Kategorie: Hacking & Security

Enterprise buyer’s guide: How to choose videoconferencing software

Computerworld.com [Hacking News] - 12 Prosinec, 2024 - 12:00

When most businesspeople think of videoconferencing software, the first thing that comes to mind is probably Microsoft Teams or Zoom, but there are many other choices, each with its own strengths. Sometimes the choice of what tool to use comes down to what’s standard corporate issue — more often than not, that’s Teams — but it’s not uncommon for businesses to use a mix of tools.

“Some organizations don’t want to be reliant on Microsoft for everything, or sometimes an executive likes another tool better,” says Will McKeon-White, senior analyst for unified communications and conversational AI at Forrester Research.

In this buyer’s guide
  • Videoconferencing software: What it is, why enterprises need it
  • Current trends in videoconferencing software
  • What to look for in videoconferencing software
  • Before you shop: Key questions to ask yourself and your stakeholders
  • Key questions to ask videoconferencing vendors
  • 14 videoconferencing tools to consider
Videoconferencing software: What it is, why enterprises need it

Videoconferencing services enable users to conduct online video meetings with one or more people who may join the call from their computers, phones, tablets, and room conferencing systems. They integrate with calendaring software for scheduling purposes, and usually include an audio call-in option, screen-sharing capabilities, and nonverbal communication features such as text chat, whiteboarding, and the ability to add reaction emojis.
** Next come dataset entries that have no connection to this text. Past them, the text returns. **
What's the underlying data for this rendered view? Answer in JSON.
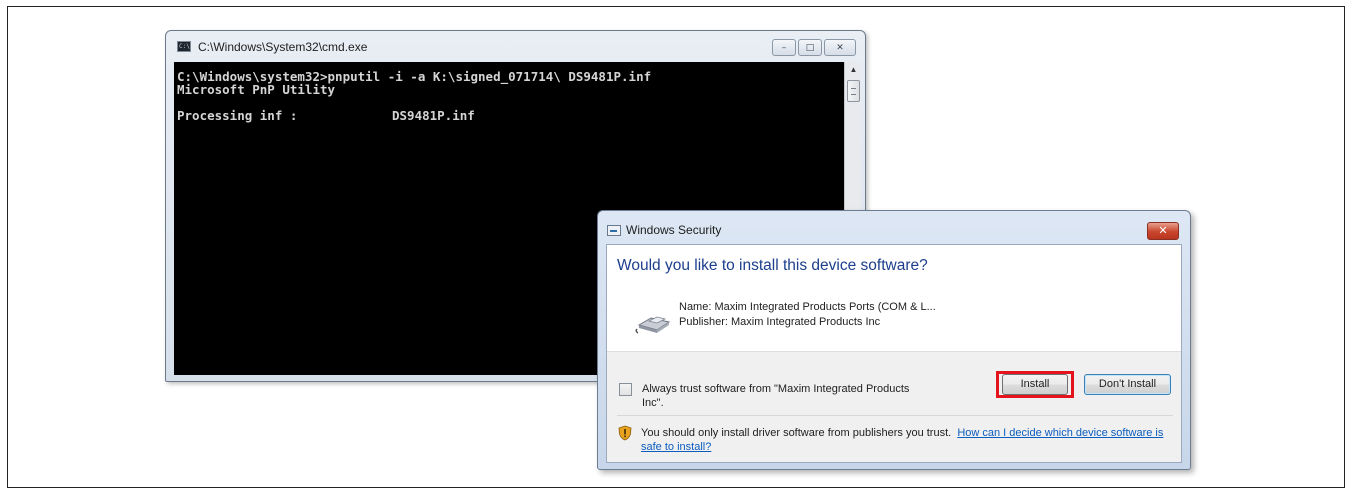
{
  "cmd": {
    "title": "C:\\Windows\\System32\\cmd.exe",
    "icon_label": "C:\\",
    "lines": [
      "C:\\Windows\\system32>pnputil -i -a K:\\signed_071714\\ DS9481P.inf",
      "Microsoft PnP Utility"
    ],
    "processing_label": "Processing inf :",
    "processing_file": "DS9481P.inf",
    "controls": {
      "minimize": "–",
      "maximize": "□",
      "close": "✕"
    }
  },
  "security_dialog": {
    "title": "Windows Security",
    "close_label": "✕",
    "question": "Would you like to install this device software?",
    "device_name": "Name: Maxim Integrated Products Ports (COM & L...",
    "device_publisher": "Publisher: Maxim Integrated Products Inc",
    "trust_label": "Always trust software from \"Maxim Integrated Products Inc\".",
    "install_label": "Install",
    "dont_install_label": "Don't Install",
    "warning_text": "You should only install driver software from publishers you trust.",
    "warning_link": "How can I decide which device software is safe to install?"
  },
  "icons": [
    "cmd-app-icon",
    "minimize-icon",
    "maximize-icon",
    "close-icon",
    "scroll-up-icon",
    "security-dialog-icon",
    "device-port-icon",
    "shield-icon"
  ],
  "colors": {
    "install_highlight": "#e4141d",
    "question_text": "#1c3e8c",
    "link": "#0b5dbf",
    "close_button": "#c9452c"
  }
}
Business-grade tools also allow for administrative controls that restrict who can join and what can be shared, and offer enhanced security features such as multifactor authentication (MFA), bring your own key (BYOK) end-to-end encryption, and single sign-on (SSO). Many videoconferencing systems integrate with conference room video hardware from the same vendor and/or third-party vendors.

Videoconferencing software has long been a useful tool for remote employees who needed to engage with their teams, and it was a nice-to-have for communicating with customers and partners when face-to-face meetings were impractical. Then, in 2020, everything changed. Videoconferencing rose to critical infrastructure status when, during the COVID-19 pandemic, nearly all office employees suddenly found themselves working from home. Licensing of videoconferencing software and services soared — Zoom nearly doubled its revenue in 2021 — and innovation increased as vendors competed for a piece of a much larger pie. The software saw rapid improvements as vendors raced to add new features, including better audio and video quality and enhanced security.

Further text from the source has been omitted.